A legendary story involves Picasso receiving a visit from the SS in his Paris studio. The officer points to a reproduction of the artist’s anti-fascist masterpiece Guernica on the wall and asks “Did you do this?” Picasso’s answer, “No, you did!” conveys what those engaged in art or politics intuitively know to be the case: the most powerful political and artistic statements are those which speak directly to us. Reflecting who we are, they are not imagined ex nihilo by the artist, but caused by forces in the world we have created.
All the pieces here were caused by the “low dishonest decade” beginning with our invasion of Iraq and continuing on to the current administration. Some of them reference environmental apocalypse, mass murder, human and civil rights outrages by now so numerous to have become routine. Others excavate the attitudes and prejudices in prior history which made what was to come inevitable.

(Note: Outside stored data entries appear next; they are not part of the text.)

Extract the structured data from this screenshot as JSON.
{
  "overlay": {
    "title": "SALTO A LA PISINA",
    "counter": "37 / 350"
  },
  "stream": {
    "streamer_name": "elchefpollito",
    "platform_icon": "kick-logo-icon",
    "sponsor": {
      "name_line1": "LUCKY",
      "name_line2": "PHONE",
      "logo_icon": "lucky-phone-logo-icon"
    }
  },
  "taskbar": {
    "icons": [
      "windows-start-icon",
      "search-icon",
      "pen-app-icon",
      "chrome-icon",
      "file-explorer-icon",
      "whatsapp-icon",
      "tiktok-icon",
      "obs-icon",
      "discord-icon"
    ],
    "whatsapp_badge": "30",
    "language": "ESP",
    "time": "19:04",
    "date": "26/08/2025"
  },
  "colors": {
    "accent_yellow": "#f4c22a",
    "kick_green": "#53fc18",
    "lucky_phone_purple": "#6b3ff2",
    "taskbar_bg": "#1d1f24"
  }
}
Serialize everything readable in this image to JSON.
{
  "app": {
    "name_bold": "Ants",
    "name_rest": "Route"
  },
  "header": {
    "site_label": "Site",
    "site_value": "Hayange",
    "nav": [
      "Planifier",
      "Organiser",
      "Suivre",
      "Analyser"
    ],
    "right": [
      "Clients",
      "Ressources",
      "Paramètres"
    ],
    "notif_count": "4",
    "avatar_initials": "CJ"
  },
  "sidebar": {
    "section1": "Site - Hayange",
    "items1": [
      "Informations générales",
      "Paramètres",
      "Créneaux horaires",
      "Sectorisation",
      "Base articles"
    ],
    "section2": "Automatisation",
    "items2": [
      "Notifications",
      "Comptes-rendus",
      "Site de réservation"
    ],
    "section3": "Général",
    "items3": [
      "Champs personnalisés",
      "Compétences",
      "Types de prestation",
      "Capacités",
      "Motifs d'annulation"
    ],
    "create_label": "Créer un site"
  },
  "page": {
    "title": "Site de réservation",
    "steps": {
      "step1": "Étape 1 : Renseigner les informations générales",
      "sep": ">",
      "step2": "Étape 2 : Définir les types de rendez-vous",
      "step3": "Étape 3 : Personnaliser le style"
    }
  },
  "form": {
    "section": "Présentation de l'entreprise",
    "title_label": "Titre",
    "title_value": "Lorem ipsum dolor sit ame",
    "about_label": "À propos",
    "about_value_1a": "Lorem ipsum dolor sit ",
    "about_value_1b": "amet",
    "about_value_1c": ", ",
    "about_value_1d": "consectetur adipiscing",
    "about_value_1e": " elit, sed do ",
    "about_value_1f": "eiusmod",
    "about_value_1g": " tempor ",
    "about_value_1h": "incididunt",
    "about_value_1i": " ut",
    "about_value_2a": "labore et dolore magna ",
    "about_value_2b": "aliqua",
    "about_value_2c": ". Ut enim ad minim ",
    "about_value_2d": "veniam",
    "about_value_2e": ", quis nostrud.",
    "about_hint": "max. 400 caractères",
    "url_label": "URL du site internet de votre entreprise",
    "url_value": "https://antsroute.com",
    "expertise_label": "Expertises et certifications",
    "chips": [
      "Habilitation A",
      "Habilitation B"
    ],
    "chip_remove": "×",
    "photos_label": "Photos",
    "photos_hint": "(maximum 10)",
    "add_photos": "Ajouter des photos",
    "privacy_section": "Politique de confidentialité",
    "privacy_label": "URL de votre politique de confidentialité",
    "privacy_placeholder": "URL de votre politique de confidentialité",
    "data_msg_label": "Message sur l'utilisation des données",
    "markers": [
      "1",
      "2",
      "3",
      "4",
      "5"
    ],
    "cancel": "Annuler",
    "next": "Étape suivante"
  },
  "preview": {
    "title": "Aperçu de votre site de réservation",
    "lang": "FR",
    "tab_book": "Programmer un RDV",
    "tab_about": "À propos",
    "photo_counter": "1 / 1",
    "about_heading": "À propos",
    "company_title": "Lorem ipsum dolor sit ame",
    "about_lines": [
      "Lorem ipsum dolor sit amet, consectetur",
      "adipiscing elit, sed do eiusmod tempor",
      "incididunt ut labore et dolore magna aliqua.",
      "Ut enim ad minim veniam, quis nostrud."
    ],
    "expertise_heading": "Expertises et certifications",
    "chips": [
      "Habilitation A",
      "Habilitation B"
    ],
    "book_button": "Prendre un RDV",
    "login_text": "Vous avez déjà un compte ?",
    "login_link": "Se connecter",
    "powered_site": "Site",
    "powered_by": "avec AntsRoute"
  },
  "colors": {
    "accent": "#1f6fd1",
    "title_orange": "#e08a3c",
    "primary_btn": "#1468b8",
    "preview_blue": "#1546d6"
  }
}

These are not happy topics, though the patent absurdity of the apologias from official sources and their publicists has created a golden age of political satire. Citizens of Pompeii probably did, the great satirist Tom Lehrer’s claim to the contrary, make plenty of jokes about lava.
And so there a few laugh lines, fake fugues, a pop tune, bebop, a tango, the twist, a nod to the Carters (James, June and Elliott), a snapshot of who we are and who we think we are – an invitation to think and, hopefully, to act.